Flat Illustration concept customer rating on tablets

A regulator is never going to be loved by the firms it oversees, but with industry-friendly initiatives, regulators can win points from their flock. This year, the Mutual Fund Dealers Association of Canada (MFDA) is enjoying higher ratings from fund dealers, which are applauding its efforts at consultation and bolstering industry cybersecurity.

In this year’s Regulators’ Report Card, the MFDA’s IE rating (the average of all the regulator’s category ratings) rose by almost a full point to 6.8 from from 5.9 last year, thanks to higher ratings in almost every category.

In particular, the MFDA was lauded for its ability to provide useful responses to industry questions, the fairness of its policy decisions, its flexibility in audits and its sensitivity to the concerns of small dealers.

These improved scores for the self-regulatory organization (SRO) saw it push ahead of the Investment Industry Regulatory Organization of Canada (IIROC) – which saw its IE rating tick down to 6.5 this year from 6.8 last year. The MFDA ranks second only to the B.C. Securities Commission in this year’s Report Card overall.

To some extent, the leap in the MFDA’s IE rating may represent reversion to the mean. The SRO’s ratings had dropped notably on last year’s Report Card in many of the same categories where its scores jumped this year.

Yet, comments from dealers in this year’s survey indicate that mean reversion isn’t the whole story. Respondents praised the MFDA for initiatives it has undertaken over the past couple of years.

Firms applauded the SRO’s efforts at helping the industry – particularly smaller fund dealers – beef up its cybersecurity preparations. In 2017, the MFDA hired a consultant to assess firms’ security efforts and to provide them with recommendations for improving their defences. In late 2018, the MFDA announced that it will be offering a similar program in the coming year.

This initiative is the type that wins praise because it aims to guard the industry against external risk. It’s also voluntary. Now, thanks to initiatives such as this, the president and chief compliance officer (CO) of one small dealer reported feeling they were getting value from the MFDA.

The SRO also won points for its outreach to the industry, including its approach of publishing discussion papers on certain policy issues – such as continuing education (CE) requirements, and expanding cost reporting – before coming out with new rule proposals.

“They’re fairly open-minded,” says a compliance manager at an institutionally owned fund dealer, adding that the discussion paper approach demonstrates that “they’re open to looking at other opinions.”

An MFDA representative says that, over “the next couple of months,” the organization will release “some form of communication or request for comment” on accreditation standards for its CE program.

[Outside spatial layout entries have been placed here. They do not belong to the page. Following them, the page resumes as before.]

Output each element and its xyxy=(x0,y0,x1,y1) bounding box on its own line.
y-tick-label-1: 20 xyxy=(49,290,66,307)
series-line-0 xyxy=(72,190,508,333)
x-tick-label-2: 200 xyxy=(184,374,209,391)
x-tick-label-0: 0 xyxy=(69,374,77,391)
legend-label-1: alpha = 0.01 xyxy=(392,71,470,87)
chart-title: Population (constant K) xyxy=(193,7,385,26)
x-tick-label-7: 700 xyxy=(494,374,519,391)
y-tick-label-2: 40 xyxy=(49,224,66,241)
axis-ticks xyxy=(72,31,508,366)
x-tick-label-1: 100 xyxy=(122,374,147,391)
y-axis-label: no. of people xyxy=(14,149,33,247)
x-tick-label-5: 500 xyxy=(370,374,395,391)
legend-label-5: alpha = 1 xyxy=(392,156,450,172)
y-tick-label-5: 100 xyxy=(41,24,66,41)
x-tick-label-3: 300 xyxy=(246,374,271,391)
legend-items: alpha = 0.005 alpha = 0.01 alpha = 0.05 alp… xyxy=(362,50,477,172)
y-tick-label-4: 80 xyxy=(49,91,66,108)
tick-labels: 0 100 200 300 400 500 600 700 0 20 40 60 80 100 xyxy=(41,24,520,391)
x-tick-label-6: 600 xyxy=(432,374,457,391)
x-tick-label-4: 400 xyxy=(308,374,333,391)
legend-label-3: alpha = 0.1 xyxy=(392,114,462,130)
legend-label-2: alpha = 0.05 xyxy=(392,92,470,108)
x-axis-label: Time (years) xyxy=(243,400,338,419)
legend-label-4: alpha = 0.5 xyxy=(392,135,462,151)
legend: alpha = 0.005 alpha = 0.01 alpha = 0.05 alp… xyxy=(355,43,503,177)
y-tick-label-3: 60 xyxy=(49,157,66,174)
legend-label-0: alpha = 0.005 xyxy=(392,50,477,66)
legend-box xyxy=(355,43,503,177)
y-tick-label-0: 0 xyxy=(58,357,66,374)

The SRO also says it hopes to launch the CE program in 2020.

Dealers also lauded other MFDA initiatives, such as its Seniors Summit, which is intended to provide guidance on the growing challenges of dealing with senior clients. The MFDA will hold the third edition of this conference in fall 2019.

One compliance official at a large independent firm praises the MFDA’s conference for its “forward-looking vision,” while another executive says that the guidance provided at these sessions is “very, very good.”

This approach is extending beyond outreach and policymaking, some dealers said, to include the MFDA’s compliance exam process. The SRO received an improved rating of 6.3 for the category “regulator’s flexibility when performing audits and examinations,” compared to 4.9 in 2018. The CO at a mid-sized independent firm reports that they’ve “noticed a huge difference in terms of collaboration [with the MFDA],” adding that they are “a lot more reasonable than in the past.”

“They are responsive and much more engaged,” another fund dealer executive says.

“They’re active listeners […] they do want to reach practical outcomes, they spend a lot of time to get to the right place,” notes a senior executive at a large fund firm.

These positive reviews were not universal. The MFDA also received criticism, including complaints that it can be too conservative and that it tilts too sharply in the direction of investor protection, at the expense of firms’ business.

Some also complained that the audit process could be further improved. A couple of COs said that the MFDA should be providing more positive feedback as part of its audits, so that firms understand where they are doing well, not just where they need to boost compliance. “If a dealer is doing a good job, they should be acknowledged,” suggests one executive.

This year, it’s the MFDA that has received a rare pat on the back from its dealers.